Si tienes una nube sobre la cabeza




A resultas de asimilar experiencias de manera poco adaptativa, y/o consecuencia de no gestionar emociones para mejor aprovechamiento suyo y de sus relaciones con los demás, a algunas personas se les va formando una nube encima de la cabeza –los visuales por una razón, y los kinestésicos por otra, captarán a qué me refiero-.
Resultado, a su parecer, de “escarmientos” previos, o sea, de vivencias procesadas negativamente,
esta persona va confiando menos, exponiéndose a menos situaciones, a menos personas, arriesgando menos, hablando menos, dándose menos, pidiendo menos, teniendo objetivos más pequeños y ambicionando menos. Unos pocos incluso se encierran entre cuatro paredes de las que apenas salen. La persona se aísla, se reconcentra física y emocionalmente en sí misma, y su mundo empequeñece y pierde brillo. Sobre sí misma y sobre los demás proyecta sombras en lugar de luz, cada vez más sombras.

Cuanta más existencia transcurre sin que la persona tome cartas en el asunto, esa nube, pequeña, vaporosa y blanca al principio, va agrandándose, oscureciéndose y ganando en densidad; si miráis, hasta relámpagos veréis asomar de vez en cuando.

¿Conocéis a alguien así? Uno de los ejemplos -sin duda extremo- de persona con nubarrón que más me impactaron hace muchos años, y lo traigo aquí por ser un personaje de novela a quien todos podéis tener acceso, es el protagonista de “Bartleby the Scrivener” (“Bartleby el escribiente”), de Herman Melville –el autor de Moby Dick-, fábula decimonónica que os recomiendo. A todo lo que le proponían, Bartleby respondía educada pero sombríamente: “I would prefer not to” (“Preferiría no hacerlo”), y solía no hacerlo… Respiraba meramente entre cuatro paredes.

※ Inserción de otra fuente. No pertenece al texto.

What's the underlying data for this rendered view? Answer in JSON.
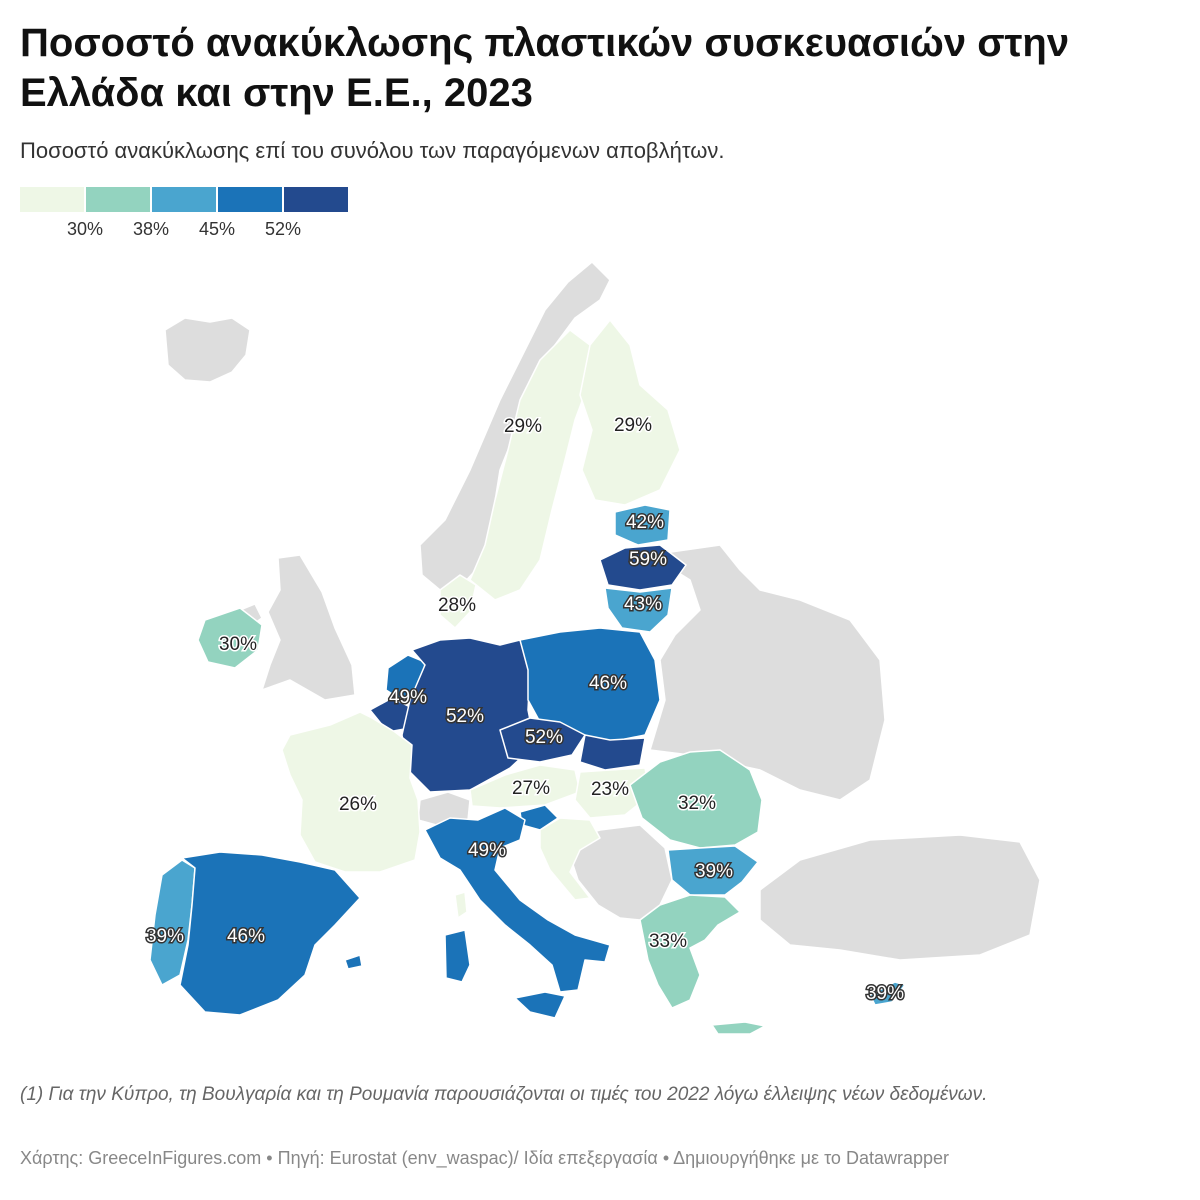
{
  "title": "Ποσοστό ανακύκλωσης πλαστικών συσκευασιών στην Ελλάδα και στην Ε.Ε., 2023",
  "subtitle": "Ποσοστό ανακύκλωσης επί του συνόλου των παραγόμενων αποβλήτων.",
  "legend": {
    "colors": [
      "#eef7e6",
      "#93d3bf",
      "#4aa5cf",
      "#1b73b8",
      "#234a8e"
    ],
    "thresholds": [
      "30%",
      "38%",
      "45%",
      "52%"
    ]
  },
  "map": {
    "no_data_color": "#dddddd",
    "countries": [
      {
        "id": "SE",
        "label": "29%",
        "value": 29
      },
      {
        "id": "FI",
        "label": "29%",
        "value": 29
      },
      {
        "id": "EE",
        "label": "42%",
        "value": 42
      },
      {
        "id": "LV",
        "label": "59%",
        "value": 59
      },
      {
        "id": "LT",
        "label": "43%",
        "value": 43
      },
      {
        "id": "DK",
        "label": "28%",
        "value": 28
      },
      {
        "id": "IE",
        "label": "30%",
        "value": 30
      },
      {
        "id": "NL",
        "label": "49%",
        "value": 49
      },
      {
        "id": "BE",
        "label": "",
        "value": 52
      },
      {
        "id": "DE",
        "label": "52%",
        "value": 52
      },
      {
        "id": "PL",
        "label": "46%",
        "value": 46
      },
      {
        "id": "CZ",
        "label": "52%",
        "value": 52
      },
      {
        "id": "SK",
        "label": "",
        "value": 52
      },
      {
        "id": "AT",
        "label": "27%",
        "value": 27
      },
      {
        "id": "HU",
        "label": "23%",
        "value": 23
      },
      {
        "id": "SI",
        "label": "",
        "value": 49
      },
      {
        "id": "HR",
        "label": "",
        "value": 29
      },
      {
        "id": "FR",
        "label": "26%",
        "value": 26
      },
      {
        "id": "IT",
        "label": "49%",
        "value": 49
      },
      {
        "id": "RO",
        "label": "32%",
        "value": 32
      },
      {
        "id": "BG",
        "label": "39%",
        "value": 39
      },
      {
        "id": "GR",
        "label": "33%",
        "value": 33
      },
      {
        "id": "PT",
        "label": "39%",
        "value": 39
      },
      {
        "id": "ES",
        "label": "46%",
        "value": 46
      },
      {
        "id": "CY",
        "label": "39%",
        "value": 39
      }
    ]
  },
  "note": "(1) Για την Κύπρο, τη Βουλγαρία και τη Ρουμανία παρουσιάζονται οι τιμές του 2022 λόγω έλλειψης νέων δεδομένων.",
  "source": "Χάρτης: GreeceInFigures.com • Πηγή: Eurostat (env_waspac)/ Ιδία επεξεργασία • Δημιουργήθηκε με το Datawrapper"
}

El coaching, si la persona se da cuenta de que ha permitido que se le forme una nube, y quiere deshacerse de ella y a ello se compromete, puede ayudarla a ir diluyendo la bola de gases, a percibir que hay otras opciones, a atreverse a tomarlas, a entender que las nubes, en última instancia, son humo, sólo eso, por muy enmarañados que estén sus jirones. “Es humo, tú sabrás qué hay que hacer con él”, le dije ayer a una compañera coach acerca de sus miedos, en una sesión donde se dejó supervisar. ¿Qué haríais vosotros?; yo, por mi parte, soplar.